Last Updated: January 2024
ruby-petal is committed to ensuring the protection of personal data in compliance with the UK General Data Protection Regulation (UK GDPR) and the Data Protection Act 2018. This page explains how we uphold GDPR principles in our business operations.
For the purposes of data protection legislation, ruby-petal is the data controller responsible for the personal data collected through this website and our services.
Contact details:
ruby-petal
47 Commerce Street
London, EC2A 4PQ
United Kingdom
Email: [email protected]
We adhere to the following data protection principles:
We process personal data lawfully and transparently. This policy and our Privacy Policy clearly explain what data we collect and how we use it.
We collect personal data only for specified, explicit, and legitimate purposes. We do not process data in ways incompatible with those purposes.
We collect only the personal data necessary for the purposes we have identified. We do not collect excessive or irrelevant information.
We take reasonable steps to ensure personal data is accurate and kept up to date. Inaccurate data is corrected or deleted without delay.
We retain personal data only for as long as necessary for the purposes of processing. When data is no longer needed, it is securely deleted.
We implement appropriate technical and organisational measures to protect personal data against unauthorised processing, accidental loss, destruction, or damage.
As a data subject, you have the following rights:
You can request confirmation of whether we process your personal data and obtain a copy of that data.

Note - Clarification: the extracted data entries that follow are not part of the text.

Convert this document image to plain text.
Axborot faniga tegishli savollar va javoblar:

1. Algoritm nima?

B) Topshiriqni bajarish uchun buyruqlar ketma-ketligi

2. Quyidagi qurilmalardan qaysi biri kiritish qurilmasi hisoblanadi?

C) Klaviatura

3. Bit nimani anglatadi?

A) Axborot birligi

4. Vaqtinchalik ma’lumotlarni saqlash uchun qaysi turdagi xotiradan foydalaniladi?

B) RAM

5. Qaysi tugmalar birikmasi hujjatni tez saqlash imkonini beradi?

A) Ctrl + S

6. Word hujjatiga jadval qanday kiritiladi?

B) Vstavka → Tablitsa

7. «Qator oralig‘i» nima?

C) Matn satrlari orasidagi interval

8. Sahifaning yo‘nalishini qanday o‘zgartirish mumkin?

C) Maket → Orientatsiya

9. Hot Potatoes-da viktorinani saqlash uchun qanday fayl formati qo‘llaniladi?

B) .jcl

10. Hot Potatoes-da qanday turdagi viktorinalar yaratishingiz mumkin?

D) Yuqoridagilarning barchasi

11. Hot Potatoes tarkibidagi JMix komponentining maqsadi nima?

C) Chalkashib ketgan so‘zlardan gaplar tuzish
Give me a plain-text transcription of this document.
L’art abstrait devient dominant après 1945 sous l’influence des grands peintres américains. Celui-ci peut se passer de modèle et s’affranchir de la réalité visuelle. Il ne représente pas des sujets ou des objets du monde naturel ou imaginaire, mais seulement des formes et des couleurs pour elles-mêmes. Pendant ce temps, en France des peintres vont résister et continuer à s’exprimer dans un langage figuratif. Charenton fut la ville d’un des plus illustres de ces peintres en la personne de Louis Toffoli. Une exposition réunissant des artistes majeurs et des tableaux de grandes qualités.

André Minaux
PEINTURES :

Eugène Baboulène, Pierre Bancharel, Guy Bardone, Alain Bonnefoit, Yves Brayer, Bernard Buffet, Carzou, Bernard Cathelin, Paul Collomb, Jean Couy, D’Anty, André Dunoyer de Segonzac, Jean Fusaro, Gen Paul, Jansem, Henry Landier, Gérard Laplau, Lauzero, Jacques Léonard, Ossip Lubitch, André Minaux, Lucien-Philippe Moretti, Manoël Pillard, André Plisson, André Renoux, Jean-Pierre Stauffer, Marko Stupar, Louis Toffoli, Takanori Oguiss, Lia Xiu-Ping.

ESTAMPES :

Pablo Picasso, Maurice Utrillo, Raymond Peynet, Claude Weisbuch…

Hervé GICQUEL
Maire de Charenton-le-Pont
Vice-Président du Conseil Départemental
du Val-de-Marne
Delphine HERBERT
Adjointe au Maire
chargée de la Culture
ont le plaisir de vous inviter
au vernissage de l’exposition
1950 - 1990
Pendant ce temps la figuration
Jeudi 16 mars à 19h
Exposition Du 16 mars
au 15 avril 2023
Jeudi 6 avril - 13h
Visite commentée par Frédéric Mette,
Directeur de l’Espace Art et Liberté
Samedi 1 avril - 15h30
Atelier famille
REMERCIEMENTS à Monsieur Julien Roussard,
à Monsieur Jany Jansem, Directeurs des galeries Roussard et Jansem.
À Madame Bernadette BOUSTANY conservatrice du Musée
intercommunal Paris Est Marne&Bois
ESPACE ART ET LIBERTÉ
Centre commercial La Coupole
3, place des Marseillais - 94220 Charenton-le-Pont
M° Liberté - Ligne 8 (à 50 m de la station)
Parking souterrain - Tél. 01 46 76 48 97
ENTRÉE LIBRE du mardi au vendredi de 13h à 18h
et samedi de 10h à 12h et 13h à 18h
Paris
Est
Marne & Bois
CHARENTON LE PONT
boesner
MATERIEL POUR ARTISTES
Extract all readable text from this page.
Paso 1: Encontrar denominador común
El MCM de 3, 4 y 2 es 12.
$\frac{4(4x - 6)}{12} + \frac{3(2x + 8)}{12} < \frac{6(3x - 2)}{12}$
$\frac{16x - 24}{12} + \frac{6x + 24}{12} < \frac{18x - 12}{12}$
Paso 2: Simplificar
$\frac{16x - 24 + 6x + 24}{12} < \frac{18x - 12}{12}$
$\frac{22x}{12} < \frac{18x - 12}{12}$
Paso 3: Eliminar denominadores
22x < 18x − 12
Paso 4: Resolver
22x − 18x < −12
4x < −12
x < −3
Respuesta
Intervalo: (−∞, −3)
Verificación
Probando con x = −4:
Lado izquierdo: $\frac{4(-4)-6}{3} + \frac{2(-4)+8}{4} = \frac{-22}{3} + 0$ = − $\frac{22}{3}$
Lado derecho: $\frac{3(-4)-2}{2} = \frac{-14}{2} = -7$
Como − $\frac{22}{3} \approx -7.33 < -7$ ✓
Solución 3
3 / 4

You can request correction of inaccurate personal data or completion of incomplete data.
In certain circumstances, you can request deletion of your personal data. This right is not absolute and depends on the legal basis for processing.
You can request that we restrict the processing of your personal data in certain circumstances.
Where processing is based on consent or contract and is carried out by automated means, you can request your data in a structured, commonly used format.
You can object to processing based on legitimate interests or for direct marketing purposes.
You have the right not to be subject to decisions based solely on automated processing that produce legal effects or similarly significantly affect you.
To exercise any of these rights, please contact us using the details provided above. We will respond to your request within one month. In complex cases, we may extend this period by two months, but we will inform you of any extension within the initial one-month period.
There is no fee for exercising your rights. However, we may charge a reasonable fee if a request is manifestly unfounded or excessive, or we may refuse to act on the request.
In the event of a personal data breach that poses a risk to your rights and freedoms, we will notify the Information Commissioner's Office within 72 hours of becoming aware of the breach. Where the breach is likely to result in a high risk, we will also notify affected individuals without undue delay.
The supervisory authority for data protection in the UK is the Information Commissioner's Office (ICO). You have the right to lodge a complaint with the ICO if you believe your data protection rights have been violated.
Information Commissioner's Office
Wycliffe House
Water Lane
Wilmslow
Cheshire SK9 5AF
We may update this GDPR compliance information periodically to reflect changes in our practices or legal requirements. Any updates will be posted on this page.